Indeed, I skimmed a bit and misread “unable to break” to mean that you wanted a line-break opportunity but the renderer didn’t allow for it when a letter is directly following an em dash. But it’s the other way around, you want a line break in the source after an em dash to not translate into a space in the rendering. This would likewise be possible to handle by regex replacement as a pre-rendering step.
More generally, I see markup languages and the details of how they are rendered as largely orthogonal. You don’t necessarily need to invent a different markup language in order to adjust the rendering.
> More generally, I see markup languages and the details of how they are rendered as largely orthogonal. You don’t necessarily need to invent a different markup language in order to adjust the rendering.

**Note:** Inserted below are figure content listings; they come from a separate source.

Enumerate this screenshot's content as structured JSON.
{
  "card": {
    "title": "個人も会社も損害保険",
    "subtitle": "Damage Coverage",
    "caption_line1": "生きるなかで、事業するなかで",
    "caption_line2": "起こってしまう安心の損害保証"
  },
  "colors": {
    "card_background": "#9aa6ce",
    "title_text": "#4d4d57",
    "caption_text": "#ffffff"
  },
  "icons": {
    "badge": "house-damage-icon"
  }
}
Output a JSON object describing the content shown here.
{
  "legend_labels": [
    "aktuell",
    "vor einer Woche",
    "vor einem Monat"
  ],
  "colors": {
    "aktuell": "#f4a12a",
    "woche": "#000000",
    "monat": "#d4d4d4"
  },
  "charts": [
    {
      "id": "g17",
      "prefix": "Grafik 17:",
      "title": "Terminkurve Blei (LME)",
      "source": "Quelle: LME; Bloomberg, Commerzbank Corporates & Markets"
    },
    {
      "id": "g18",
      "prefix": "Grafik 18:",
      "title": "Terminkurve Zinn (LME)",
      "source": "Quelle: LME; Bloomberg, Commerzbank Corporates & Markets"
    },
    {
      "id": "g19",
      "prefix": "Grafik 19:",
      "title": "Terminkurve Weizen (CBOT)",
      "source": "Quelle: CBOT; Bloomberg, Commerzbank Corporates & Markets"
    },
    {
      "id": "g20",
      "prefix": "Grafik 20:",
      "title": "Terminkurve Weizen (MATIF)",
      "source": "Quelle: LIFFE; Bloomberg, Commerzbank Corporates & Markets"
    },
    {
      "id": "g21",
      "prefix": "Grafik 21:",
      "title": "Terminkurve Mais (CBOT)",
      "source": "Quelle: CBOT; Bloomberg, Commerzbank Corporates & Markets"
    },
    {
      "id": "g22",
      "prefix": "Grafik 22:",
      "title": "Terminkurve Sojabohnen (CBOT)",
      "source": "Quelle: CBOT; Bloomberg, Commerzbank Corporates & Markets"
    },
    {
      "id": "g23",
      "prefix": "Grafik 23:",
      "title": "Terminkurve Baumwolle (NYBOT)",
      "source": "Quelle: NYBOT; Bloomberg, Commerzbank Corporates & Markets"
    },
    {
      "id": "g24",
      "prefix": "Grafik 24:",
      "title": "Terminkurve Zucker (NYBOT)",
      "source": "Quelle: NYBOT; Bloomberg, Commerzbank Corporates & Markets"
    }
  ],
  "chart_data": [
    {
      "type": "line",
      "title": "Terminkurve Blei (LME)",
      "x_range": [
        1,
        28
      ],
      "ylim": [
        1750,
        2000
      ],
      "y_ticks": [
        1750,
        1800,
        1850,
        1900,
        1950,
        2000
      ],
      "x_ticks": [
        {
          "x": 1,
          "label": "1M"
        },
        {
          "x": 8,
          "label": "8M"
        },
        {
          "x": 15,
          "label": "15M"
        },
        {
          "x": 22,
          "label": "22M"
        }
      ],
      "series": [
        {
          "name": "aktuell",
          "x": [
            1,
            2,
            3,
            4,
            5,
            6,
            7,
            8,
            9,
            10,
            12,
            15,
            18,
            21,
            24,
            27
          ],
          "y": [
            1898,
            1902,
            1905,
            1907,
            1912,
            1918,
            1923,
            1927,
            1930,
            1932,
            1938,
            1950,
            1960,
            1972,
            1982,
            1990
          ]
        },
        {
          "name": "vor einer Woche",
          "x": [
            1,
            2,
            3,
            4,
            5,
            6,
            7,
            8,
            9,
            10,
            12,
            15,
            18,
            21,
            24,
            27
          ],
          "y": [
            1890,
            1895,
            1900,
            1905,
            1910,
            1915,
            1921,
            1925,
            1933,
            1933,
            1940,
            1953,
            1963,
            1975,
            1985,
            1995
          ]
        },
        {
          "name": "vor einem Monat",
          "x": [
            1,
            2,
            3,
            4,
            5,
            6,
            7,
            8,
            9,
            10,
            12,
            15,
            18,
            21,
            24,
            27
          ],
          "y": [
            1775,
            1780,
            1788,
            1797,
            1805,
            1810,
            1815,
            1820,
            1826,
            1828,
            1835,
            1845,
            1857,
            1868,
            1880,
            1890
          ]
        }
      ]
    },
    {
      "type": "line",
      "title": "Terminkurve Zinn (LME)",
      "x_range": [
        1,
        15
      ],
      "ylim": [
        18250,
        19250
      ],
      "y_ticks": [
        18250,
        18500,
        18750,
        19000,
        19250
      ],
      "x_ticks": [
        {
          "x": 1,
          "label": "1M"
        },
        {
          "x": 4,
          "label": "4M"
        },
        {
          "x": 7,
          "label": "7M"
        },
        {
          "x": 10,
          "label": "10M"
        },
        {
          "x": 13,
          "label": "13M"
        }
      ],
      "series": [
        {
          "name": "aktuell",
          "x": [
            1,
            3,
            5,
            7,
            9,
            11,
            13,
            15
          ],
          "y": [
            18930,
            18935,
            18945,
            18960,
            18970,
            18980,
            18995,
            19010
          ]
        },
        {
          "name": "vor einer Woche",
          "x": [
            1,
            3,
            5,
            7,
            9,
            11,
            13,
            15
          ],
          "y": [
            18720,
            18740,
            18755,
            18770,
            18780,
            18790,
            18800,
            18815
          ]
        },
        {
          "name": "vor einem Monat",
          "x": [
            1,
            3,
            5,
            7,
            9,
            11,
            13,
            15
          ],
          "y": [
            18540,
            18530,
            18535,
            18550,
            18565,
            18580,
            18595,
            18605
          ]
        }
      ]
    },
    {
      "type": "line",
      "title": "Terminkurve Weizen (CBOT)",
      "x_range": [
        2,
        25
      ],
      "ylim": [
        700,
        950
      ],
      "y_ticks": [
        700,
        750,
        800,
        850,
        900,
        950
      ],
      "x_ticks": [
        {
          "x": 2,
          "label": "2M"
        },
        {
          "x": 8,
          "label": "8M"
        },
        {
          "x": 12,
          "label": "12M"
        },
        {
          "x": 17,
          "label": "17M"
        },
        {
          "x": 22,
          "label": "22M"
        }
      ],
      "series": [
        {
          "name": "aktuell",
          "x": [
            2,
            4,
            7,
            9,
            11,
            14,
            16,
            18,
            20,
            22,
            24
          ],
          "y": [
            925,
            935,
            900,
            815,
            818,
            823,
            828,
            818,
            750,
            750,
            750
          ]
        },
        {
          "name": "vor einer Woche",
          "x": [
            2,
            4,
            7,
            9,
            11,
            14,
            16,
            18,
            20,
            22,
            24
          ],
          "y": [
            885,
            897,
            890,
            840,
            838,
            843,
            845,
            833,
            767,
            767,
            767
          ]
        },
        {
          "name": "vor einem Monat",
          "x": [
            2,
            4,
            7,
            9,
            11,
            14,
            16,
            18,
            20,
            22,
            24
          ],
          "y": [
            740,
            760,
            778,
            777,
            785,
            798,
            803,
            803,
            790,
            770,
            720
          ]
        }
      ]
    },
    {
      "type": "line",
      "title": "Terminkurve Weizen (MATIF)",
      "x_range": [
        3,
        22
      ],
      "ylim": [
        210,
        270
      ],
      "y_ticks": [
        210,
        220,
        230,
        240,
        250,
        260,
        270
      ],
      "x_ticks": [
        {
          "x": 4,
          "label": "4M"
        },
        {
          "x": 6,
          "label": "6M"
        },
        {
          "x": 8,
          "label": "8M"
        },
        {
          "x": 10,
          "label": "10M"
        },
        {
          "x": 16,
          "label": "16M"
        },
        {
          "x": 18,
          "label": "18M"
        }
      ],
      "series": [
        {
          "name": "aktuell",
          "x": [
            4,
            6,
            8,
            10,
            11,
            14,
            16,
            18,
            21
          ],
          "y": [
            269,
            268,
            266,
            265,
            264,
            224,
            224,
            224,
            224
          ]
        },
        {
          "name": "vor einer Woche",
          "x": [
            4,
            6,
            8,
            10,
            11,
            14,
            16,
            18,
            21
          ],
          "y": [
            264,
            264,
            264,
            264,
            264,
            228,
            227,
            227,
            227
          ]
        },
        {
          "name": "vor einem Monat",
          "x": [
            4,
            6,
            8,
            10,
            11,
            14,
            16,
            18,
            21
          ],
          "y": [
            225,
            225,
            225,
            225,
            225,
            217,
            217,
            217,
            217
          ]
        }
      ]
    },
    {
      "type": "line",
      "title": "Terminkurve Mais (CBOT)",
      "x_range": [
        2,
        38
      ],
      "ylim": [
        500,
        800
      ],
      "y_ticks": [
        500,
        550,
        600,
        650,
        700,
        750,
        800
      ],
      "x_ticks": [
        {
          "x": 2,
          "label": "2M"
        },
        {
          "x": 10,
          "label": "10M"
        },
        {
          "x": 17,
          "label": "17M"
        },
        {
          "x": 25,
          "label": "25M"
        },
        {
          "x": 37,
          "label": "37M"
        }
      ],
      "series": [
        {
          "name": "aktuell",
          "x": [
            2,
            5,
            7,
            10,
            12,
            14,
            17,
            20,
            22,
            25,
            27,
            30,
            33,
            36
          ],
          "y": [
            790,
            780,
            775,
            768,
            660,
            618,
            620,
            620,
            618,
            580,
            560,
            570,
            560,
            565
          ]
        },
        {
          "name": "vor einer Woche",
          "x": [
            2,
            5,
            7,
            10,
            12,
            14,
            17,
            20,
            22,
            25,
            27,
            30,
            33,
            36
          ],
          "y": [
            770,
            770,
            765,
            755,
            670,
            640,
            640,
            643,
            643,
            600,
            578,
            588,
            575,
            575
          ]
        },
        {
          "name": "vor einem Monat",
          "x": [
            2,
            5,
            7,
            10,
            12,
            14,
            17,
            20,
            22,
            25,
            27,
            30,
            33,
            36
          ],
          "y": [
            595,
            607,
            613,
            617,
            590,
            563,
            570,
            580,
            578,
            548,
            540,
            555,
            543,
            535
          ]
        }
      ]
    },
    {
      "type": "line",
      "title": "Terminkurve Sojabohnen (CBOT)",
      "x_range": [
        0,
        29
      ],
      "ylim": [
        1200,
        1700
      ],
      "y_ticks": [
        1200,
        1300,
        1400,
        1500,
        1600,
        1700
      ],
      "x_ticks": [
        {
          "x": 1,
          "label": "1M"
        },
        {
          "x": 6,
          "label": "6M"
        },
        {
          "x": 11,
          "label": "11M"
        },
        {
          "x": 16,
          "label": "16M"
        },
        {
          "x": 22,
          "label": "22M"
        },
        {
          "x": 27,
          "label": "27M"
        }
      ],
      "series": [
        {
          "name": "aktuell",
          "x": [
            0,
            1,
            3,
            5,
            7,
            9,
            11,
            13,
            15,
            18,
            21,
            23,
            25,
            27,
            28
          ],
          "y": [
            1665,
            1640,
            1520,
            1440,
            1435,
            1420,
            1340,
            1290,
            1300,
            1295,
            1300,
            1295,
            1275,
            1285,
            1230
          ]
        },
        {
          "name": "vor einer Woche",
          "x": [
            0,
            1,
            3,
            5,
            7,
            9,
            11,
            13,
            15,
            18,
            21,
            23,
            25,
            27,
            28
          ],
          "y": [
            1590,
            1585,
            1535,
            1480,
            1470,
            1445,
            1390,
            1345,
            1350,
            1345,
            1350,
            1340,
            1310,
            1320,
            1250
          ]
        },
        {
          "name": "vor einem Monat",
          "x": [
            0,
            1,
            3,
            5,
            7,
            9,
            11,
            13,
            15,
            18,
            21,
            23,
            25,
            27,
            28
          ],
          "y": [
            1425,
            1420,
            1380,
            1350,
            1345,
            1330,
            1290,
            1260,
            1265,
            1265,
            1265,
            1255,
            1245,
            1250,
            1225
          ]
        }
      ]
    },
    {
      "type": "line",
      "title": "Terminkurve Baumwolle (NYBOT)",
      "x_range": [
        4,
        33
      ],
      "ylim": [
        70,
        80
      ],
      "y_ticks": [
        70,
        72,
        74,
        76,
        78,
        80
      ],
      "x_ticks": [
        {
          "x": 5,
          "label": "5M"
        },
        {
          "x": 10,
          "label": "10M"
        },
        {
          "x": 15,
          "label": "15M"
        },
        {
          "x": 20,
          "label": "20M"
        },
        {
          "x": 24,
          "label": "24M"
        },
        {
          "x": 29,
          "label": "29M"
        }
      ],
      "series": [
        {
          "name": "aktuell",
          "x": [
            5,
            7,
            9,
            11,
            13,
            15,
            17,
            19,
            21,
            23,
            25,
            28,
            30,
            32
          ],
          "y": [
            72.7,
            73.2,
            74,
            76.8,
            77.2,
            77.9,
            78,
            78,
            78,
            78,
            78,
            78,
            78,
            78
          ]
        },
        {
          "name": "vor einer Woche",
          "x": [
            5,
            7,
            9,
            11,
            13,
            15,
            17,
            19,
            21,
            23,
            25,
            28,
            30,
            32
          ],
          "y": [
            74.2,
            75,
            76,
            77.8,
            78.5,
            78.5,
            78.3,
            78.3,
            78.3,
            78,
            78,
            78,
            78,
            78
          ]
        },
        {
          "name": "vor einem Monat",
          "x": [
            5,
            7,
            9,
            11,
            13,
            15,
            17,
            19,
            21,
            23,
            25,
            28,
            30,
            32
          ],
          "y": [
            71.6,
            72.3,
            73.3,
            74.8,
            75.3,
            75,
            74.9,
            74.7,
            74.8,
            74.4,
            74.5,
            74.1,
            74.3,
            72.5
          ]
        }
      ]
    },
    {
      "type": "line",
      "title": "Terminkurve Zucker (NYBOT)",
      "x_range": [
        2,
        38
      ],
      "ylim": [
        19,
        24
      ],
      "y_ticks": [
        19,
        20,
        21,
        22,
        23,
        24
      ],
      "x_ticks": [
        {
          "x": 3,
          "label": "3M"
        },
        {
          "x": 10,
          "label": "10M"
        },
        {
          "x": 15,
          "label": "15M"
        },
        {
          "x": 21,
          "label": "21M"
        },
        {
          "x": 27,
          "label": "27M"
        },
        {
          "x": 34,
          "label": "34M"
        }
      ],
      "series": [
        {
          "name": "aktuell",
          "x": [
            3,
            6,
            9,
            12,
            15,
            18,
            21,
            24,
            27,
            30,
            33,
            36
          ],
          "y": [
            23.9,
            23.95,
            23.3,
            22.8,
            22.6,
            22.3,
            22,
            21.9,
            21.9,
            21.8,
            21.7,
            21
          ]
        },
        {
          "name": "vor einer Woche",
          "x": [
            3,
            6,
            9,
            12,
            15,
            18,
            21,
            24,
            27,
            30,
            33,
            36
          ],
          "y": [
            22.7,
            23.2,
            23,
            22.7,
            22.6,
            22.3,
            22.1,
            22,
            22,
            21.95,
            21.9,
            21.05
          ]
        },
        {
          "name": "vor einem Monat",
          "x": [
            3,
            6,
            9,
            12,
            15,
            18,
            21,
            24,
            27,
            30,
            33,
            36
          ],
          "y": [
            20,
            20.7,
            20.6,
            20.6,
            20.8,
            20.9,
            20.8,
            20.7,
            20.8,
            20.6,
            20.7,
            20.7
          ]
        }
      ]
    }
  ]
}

There’s not much to a markup language beyond how it’s rendered. If you don’t ever want to render it to something other than plain text, just write plain text however you desire. The reason for choosing a particular markup language is to express intended semantics (for plain-text and rendered use), and to render it. The semantics aspect is legitimate, so I won’t say the language and rendering are identical or parallel, but they’re definitely nothing like orthogonal. If you’re using a CommonMark pipeline, any preprocessing you do means you’re not actually writing in CommonMark, but an incompatible variant of it. You may well deem it worthwhile, but it’s no longer the same markup language.